To understand how FUE is an advancement in hair replacement, it helps to know what came before it. Plus, it corrects the maddening injustice of hairy backs as the noggin goes hairless.


The irony of hair loss – in particular, male pattern baldness (also known as androgenic alopecia), but also various hair loss causes affecting men and women alike – is that there remains a lot of hair elsewhere on the body and scalp. It’s just not where you want it, and it increases with age. But there is a surgical technique for moving the unwanted hair to where it is needed (aesthetically speaking).


The most current hair transplant surgery technique for correcting this is known as Follicular Unit Extraction, or FUE. To understand how this is truly a breakthrough procedure, it helps to understand the path to its development and what came before it.


Since the middle part of the 20th century, various techniques for transplanting hair from those other locations have been used, with varying success. The first known hair transplant procedure was in 1939 in Japan, involving small dermal punches that lifted out sections of skin containing a complete hair structure (i.e., down to the roots), reimplanting them where wanted. That technique was largely forgotten because of World War II, until a New York based dermatologist (Dr. Norman Orentreich) used a similar technique, but with groups of dozens of follicles implanted at a time. It was called Follicular Unit Transplantation (FUT).


The unfortunate effect of the Orentreich method ¬– which he himself performed on approximately 10,000 patients ¬– was a “doll’s head” effect of little clumps of hair, not distributed in a natural way. By the 1980s, a different approach was to harvest from the donor area (typically the back side of the patient’s scalp, where it would be less noticed if the patient wore his or her hair long enough) in long strips. This enabled a more natural look with replanting sections of those strips in a more typical distribution. Called the Follicular Unit Transplantation (FUT), it worked on many patients as long as they had a sufficient donor area and loose enough skin to accept the transplant.

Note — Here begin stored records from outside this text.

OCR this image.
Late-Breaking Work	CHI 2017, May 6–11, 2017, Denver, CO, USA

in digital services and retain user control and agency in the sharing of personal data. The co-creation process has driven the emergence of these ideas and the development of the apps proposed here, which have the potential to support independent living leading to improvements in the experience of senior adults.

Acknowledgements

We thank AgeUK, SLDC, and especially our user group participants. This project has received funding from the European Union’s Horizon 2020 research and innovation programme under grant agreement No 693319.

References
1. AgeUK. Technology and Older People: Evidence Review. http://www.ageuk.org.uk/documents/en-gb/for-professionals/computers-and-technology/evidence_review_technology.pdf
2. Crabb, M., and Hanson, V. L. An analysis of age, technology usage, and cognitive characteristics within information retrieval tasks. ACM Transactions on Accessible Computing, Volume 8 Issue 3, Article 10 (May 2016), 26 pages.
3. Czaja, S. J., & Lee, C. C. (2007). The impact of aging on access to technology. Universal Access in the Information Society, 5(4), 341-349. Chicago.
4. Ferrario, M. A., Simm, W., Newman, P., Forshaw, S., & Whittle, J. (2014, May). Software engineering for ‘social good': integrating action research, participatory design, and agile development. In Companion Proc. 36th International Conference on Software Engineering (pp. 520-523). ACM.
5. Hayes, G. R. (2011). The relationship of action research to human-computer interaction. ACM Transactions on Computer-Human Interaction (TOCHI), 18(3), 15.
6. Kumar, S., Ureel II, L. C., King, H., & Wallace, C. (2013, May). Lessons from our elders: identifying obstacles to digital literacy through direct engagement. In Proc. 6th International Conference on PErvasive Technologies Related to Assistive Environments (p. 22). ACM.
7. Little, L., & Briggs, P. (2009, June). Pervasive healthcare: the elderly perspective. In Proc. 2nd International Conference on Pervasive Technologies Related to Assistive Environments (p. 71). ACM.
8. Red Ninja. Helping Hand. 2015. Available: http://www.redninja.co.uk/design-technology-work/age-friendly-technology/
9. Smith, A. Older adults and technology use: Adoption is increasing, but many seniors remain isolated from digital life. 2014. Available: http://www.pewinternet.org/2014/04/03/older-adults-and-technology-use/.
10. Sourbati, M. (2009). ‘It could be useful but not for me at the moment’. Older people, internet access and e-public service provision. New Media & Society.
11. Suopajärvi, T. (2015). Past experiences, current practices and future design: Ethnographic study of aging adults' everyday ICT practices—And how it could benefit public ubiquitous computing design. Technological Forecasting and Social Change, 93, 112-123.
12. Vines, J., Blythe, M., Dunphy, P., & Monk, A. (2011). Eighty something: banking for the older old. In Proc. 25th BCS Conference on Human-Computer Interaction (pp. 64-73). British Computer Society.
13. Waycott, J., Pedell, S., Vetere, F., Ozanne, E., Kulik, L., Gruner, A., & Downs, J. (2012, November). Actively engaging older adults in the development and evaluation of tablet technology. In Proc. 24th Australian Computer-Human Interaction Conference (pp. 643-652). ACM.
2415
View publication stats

So how does FUE improve upon FUT? How are they similar? Let us count the ways:


  1. Both come with varying costs – mostly in the $4,000 to $15,000 range – which are largely a function of how much bald area needs to be addressed.
  2. The harvest areas in a FUE procedure are distributed and randomized, unlike the strip lines across the back of the head in a FUT procedure – which is problematic when the patient prefers a shorter hair style.
  3. Because the harvesting of hair from the donor site is randomized, it can be harvested from places on the body other than that scalp. That’s right – all your unwanted hair on your back (or chest, legs, arms, armpits, or even pubic regions) can be used to replace hair loss on the scalp. Surgeons familiar with the technique recommend harvesting from a variety of donor sites to achieve a blended look. Donor hair from the body might differ from scalp hair in terms of follicle diameter, color, curliness, rate of growth, and shaft angle.
  4. Time required for FUE and FUT depend on the amount of area to receive the donor hair; in can take up to 12 hours in a single session. A physician-controlled robotic procedure in FUE can expedite the process.

With all hair transplantation techniques, there is micro-trauma that requires anesthesia and a recovery period of about a week. Given the near-100-year history of hair transplants, it’s clear that this is a small price to pay for those who want hair growth restored to where they want it: on their heads.